Dois anos após seu lançamento, nenhum filme de ação conseguiu superar a obra-prima de Keanu Reeves — no Prime Video

Há algo de quase litúrgico na maneira como “John Wick: Capítulo 4” se posiciona no centro da arena contemporânea dos filmes de ação. Não é apenas uma sequência ou um encerramento; é um rito de passagem, uma investida derradeira contra a diluição do gênero. O diretor Chad Stahelski — ele próprio oriundo das trincheiras do corpo em movimento, da física do impacto — orquestra esse capítulo com a convicção de quem compreende que a violência coreografada pode carregar mais verdade estética que muitos discursos. O retorno de Keanu Reeves, quatro anos após “Parabellum”, não se limita à retomada de uma narrativa: é a reafirmação de um código moral insculpido a bala e silêncio.

Ao contrário do inchaço narrativo que afoga tantas franquias, “Capítulo 4” abraça uma estrutura elementar com ares de missão mitológica. John Wick, novamente foragido, não enfrenta apenas os algozes da Alta Cúpula — entidade que rege o submundo como um culto de regras e execuções —, mas o esgotamento existencial de quem já perdeu tudo, exceto a própria recusa em desaparecer. O Marquês de Gramont (Bill Skarsgård) encarna o novo rosto do poder: um aristocrata mimado travestido de estrategista, disposto a higienizar a máquina que sustenta.
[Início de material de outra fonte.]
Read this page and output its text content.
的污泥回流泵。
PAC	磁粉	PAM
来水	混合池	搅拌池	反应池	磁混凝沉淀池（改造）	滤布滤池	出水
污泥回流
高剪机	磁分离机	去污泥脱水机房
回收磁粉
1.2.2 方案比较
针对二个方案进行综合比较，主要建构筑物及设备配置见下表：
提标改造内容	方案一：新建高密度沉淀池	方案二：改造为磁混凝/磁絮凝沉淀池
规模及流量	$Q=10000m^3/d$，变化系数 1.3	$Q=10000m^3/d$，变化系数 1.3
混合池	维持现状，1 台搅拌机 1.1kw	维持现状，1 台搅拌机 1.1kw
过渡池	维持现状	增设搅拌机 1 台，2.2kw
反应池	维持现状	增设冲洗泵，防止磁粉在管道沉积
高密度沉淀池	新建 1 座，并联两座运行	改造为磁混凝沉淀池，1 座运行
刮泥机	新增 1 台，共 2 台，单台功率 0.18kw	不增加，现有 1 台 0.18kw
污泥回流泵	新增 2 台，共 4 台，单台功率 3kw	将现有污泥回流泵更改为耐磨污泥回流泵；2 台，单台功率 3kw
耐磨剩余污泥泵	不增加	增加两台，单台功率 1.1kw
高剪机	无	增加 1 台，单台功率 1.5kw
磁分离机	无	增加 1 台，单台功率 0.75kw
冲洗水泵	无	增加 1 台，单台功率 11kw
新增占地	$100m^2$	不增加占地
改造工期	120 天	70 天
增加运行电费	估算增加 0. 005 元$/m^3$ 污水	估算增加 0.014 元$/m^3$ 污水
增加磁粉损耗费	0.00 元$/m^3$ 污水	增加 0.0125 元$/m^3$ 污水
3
A viagem de Wick até o Japão, o reencontro com antigos aliados e o confronto com Caine (Donnie Yen), um adversário cego de sentidos aguçados, marcam não apenas escalas geográficas, mas colisões filosóficas — como se cada combate refletisse não uma simples disputa física, mas versões divergentes da honra.

Há uma precisão quase cirúrgica na maneira como o filme articula seus conflitos. Stahelski e sua equipe rejeitam a trivialidade dos cortes frenéticos em prol de composições amplas, em que o movimento é tratado com reverência. Cada sequência de luta é construída como se fosse uma peça autônoma de dança sangrenta — ora ritualística, ora explosiva — mas sempre guiada por um princípio de clareza que falta a boa parte do cinema de ação contemporâneo. É possível entender, em cada embate, não apenas o que está em jogo, mas o caminho exato que Wick precisa trilhar: tempo, espaço, obstáculos. Como num jogo brutal de progressão por níveis, onde o protagonista avança não por invulnerabilidade, mas por convicção.

O mundo em torno de Wick permanece inquietantemente indiferente. Na boate onde corpos dançam enquanto cadáveres caem, ou no trânsito caótico ao redor do Arco do Triunfo, onde os carros seguem seu fluxo alheios ao tiroteio em andamento, a mise-en-scène sugere que o universo perdeu a capacidade de reagir à violência — ou talvez apenas a aceite como parte da rotina. Essa escolha estética não apenas potencializa o impacto visual das cenas, mas reconfigura a noção de realismo: o mundo de “John Wick” é menos uma representação do que uma alegoria funcional, onde a morte é tratada com precisão quase matemática.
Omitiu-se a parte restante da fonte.